Misafirperver, çalışkan, temiz yüzlü, cömert ve dost gönüllü insanların yaşadığı bu güzel köy, çevresindeki diğer köylerle iyi bir iletişim içerisindeydi. Köyümüze en yakın köy olması nedeniyle bir çok sima bize aşina gelirdi. Ekonomik açıdan bizim köyden daha fakir olmasına rağmen burda hangi eve kim giderse gitsin aç kalkmazdı. Sofraları açık, haneleri bereketli, güleryüzlü ve sevecen insanlar gönlümüze hep sıcaklık verirdi. Güvenilir ve merhametli  olmaları yüzünden aile büyüklerimiz bizlerin bu köy taraflarına çiğdem sökmeye, top oynamaya, mal gütmeye, gezmeye vs. mazeretlerle  gitmemize tereddütsüz izin verirlerdi.
Emirhan deyince aklıma Kodallı Emirhan arasındaki Cemeli mevkii gelir. Gelir demek ne kelime  aklımdan hiç çıkmazki. Orası iki köyünde en gözde topraklarının kesiştiği, bereket ve güzelliğin nakış nakış işlendiği, bostan, kelek, şemşamer, mısır, salatalık, domates, biber vs. her türlü meyve ve sebzelerin bol bol ekildiği, can eksen can biter dedikleri rüya gibi bir mevki idi. Alcı Köyünün Soğla mevkiinden başlayıp, besberrak Eğriöz Çayında balık tutarak Cemeli mevkiine kadar gelirdik. Tarlalarında çalışan Emirhanlılar bizlere bostan, dulek, şemşamer, mısır, salatalık, domates falan verirlerdi. Bazen su kenarına ocak yakıp isli mavi çaydanlıklardan çay ikram ederlerdi. Hepsi birbirinden kıymetli ve cömert insanlardı ama misafirperver ve hanedan kişilikleriyle Emirhan Köyününün adını yücelten Cesur Çetin, Seyit Uslu, Muhsin Doğruer, Süleyman OKUR, Tahsin Okur, İbrahim Tatlıses gibi gönüldaş insanlarının adları bizim köyde çok konuşulurdu. Bunlar Emirhan’ın adına yakışır görgü, fazilet ve cömertiğe sahip, gerçekten kaliteli ve değerli insanlardı. 
Alcı, Esenli, Kodallı, Emirhan köylerinin tam aritmetik ortasında Emirhan’a ait eğriöz çayı kenarında yeşillikler içerisine kurulu ateş ve su değirmeni, o bölgeyi bilen insanların hatıralarını süsleyen unutulmaz bir güzellikteydi. 

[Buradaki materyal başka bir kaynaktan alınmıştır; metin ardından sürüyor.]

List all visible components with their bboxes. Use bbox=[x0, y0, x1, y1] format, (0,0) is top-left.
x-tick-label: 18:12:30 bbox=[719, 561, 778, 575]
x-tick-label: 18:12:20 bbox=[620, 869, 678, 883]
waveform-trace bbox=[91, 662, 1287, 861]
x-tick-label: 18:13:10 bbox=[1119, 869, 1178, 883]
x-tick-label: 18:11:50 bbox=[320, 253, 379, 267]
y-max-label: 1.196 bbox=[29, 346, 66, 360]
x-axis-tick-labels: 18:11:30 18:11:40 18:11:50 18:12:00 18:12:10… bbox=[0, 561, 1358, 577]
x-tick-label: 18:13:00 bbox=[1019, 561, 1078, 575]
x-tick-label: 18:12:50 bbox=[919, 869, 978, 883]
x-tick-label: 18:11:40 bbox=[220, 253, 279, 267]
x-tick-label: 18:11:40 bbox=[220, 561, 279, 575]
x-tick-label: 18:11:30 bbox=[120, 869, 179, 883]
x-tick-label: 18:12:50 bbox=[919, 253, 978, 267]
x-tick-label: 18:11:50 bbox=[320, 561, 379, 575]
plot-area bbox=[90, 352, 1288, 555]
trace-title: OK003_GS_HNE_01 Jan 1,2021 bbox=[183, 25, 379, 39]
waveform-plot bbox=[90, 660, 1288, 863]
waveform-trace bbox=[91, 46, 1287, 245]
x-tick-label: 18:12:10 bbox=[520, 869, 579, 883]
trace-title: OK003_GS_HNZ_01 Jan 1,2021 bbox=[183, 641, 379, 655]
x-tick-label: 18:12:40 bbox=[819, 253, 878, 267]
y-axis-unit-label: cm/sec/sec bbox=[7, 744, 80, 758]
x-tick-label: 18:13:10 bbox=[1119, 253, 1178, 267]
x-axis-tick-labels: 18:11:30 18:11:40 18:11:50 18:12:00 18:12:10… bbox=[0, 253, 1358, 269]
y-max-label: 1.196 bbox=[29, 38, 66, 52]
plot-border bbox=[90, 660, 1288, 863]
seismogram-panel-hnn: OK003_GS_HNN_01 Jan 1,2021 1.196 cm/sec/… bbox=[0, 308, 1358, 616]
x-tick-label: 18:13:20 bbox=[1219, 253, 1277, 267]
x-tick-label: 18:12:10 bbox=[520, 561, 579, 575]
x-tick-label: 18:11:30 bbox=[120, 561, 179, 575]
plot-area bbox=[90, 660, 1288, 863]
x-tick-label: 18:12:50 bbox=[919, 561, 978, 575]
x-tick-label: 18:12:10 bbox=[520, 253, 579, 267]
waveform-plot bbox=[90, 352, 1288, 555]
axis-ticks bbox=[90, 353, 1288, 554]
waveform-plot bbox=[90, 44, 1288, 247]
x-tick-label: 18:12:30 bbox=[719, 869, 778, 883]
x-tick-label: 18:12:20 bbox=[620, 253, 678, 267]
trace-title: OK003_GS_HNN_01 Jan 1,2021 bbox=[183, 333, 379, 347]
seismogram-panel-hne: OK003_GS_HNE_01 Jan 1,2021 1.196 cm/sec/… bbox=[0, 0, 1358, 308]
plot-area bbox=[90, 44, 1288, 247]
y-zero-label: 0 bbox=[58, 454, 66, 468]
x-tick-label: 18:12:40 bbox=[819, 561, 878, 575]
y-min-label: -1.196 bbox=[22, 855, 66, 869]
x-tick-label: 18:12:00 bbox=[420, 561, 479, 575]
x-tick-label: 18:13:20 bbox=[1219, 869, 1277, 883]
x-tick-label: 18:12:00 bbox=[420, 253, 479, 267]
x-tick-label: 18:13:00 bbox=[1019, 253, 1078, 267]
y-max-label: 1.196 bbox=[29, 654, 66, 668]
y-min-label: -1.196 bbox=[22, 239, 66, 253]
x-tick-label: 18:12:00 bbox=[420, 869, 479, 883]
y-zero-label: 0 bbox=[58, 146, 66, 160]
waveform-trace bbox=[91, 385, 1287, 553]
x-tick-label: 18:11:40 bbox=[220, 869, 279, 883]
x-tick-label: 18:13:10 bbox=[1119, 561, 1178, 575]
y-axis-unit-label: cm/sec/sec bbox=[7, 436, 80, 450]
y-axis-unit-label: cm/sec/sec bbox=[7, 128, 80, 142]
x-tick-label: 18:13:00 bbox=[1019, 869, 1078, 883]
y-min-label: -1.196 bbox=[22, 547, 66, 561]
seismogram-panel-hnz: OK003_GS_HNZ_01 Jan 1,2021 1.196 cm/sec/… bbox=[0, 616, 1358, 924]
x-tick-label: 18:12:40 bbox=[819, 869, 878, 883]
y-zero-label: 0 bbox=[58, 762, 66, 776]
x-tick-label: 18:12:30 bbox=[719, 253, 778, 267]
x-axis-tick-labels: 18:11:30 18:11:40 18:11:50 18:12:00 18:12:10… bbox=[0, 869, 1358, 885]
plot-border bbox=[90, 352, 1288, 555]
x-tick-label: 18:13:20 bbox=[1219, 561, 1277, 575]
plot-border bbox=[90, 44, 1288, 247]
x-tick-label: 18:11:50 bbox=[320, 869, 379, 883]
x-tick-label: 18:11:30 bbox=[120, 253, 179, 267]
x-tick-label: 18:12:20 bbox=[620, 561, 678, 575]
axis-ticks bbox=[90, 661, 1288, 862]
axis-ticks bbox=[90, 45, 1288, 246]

Yarabbi.. o nasıl yeşilliklerdi ki insan ordan gelmek istemezdi. Gökyüzü başka bir maviydi ordan bakınca.. Ağaçlar daha bir yeşil, daha bir canlıydı sanki. Bütün kuşlar, kelebekler orda olurdu herhalde. İlginç ilginç çeşitleri vardı. Değirmene 80’er 100’er kğ’lık çuvallar atılarak 8’er 9’ar gruplarda köylerden gelen eşek heyetleri tepeden bakınca kuru bir kalabalık görüntüsü verirdi. Değirmenci Hüseyin Dayı bir zamanlar çalıştırdığı su değirmeni için oluşturduğu arkın önüne ip bir elek germişti. Yolunu şaşıran kefal balıkları eleğin içine gafilce düşerek can çekişirlerdi. Vişneliklerin arasından gizlice geçip o balıkları çalmak için çeşitli taktiklerde bir çok girişimimiz olurdu. Bemberraktı eğriöz. Bazı bölümlerinde dönen anaforlar ürkünç derinlikler oluşturur, dibi gözükmeyen masmavi su, bizlere huzursuzluk ve korku verirdi. Suyun az olduğu yerelere doğru gruplar halinde yüzen balık sürülerini hayran hayran seyredip, kenarında oturup azıklarımızı yerdik. Un öğütme sırasının 5 saat sonra mı, 10 saat sonra mı, 2 gün sonra mı geleceği belli olmazdı. Ama oralardan hiç ayrılamazdık.
Özellikle Eylül-Ekim aylarında bağlar bozulmuş, armutlar çırpılmış, bostanlıklar kaldırılmış olduğu için etrafta özgür bir ortam oluşurdu. Nadir bulunan üzüm cıngılları, yine tek tük kalmış armutlar, erikler vs. kalıntılar, hazine bulmuş keyfi verirdi bize. Hele birde balık yakalayabilirsen Allahım Yarabbim…
Yufka ekmeğe çökelek ve üzümü katık ederek yemeğimizi yerdik. Bozulmuş bostanlıklardan kalmış tek tük kuru soğanlar, turplar, buruşuk domatesler ve yeşil biberler pirzolayı aklımıza bile getirmezdi. Bazen geceleri beklerdik oralarda. Sonbahar. Havalar soğuk. Geceler daha bir ayaz. Yeni öğütülmüş sıcak un çuvalları üzerine yatar, karın bölgemiz sıcak, sırt bölgemiz donmuş bir vaziyette deliksiz uyku uyurduk.
Karnın tok, sıran gelmiş, hayvanların canlı, işin bittikten sonra da ordakilerden birileriyle elleşip seklemleri eşeklere yükleyip köyün yolunu tuttunmuydu vay anam vay. İşte mutluluk buydu.. İşte hiç tadamadığım, arayıp bulamadığım en büyük keyif buydu. Huzurlu yaşam oydu.
Şimdi anlattığım mekanların devasa Gelingüllü Barajının altında kaldığını söylemek insanın içini burkuyor. Son günlerde hatıralarımızın süsü, coğrafyamızın incisi bu nadide köyün güzel insanları kültürlü, beyefendi ve dürüst kişiliği ile bilinen Aydın KILIÇARSLAN’ın başkanlığında bir dernek kurmuşlar ve ses getiren faaliyetler yapıyorlar. Memleketimizin elmas görüntülü bu güzide köyü ve köylülerine Yozgat kültürüne övünç ve gurur yüklü saygınlık kazandırdıkları, karşılıksız dostluklarıyla, sürekli sevgi ve güzellik ürettikleri için ahirete intikal edenlerine Allah'tan rahmet, yaşayanlarına sağlık, mutluluk ve uzun ömürler diliyorum. İyiki sizle komşu ve dost olarak büyümüş, sizden dürüstlük ve erdem öğrenmişiz., Sizler her zaman gönlümüzde sevgimizle beslenecek, yaşattığınız güzellikler gelecek kuşaklara imrenilerek anlatılacaktır. Varolun aziz ve yiğit Emirhanlılar.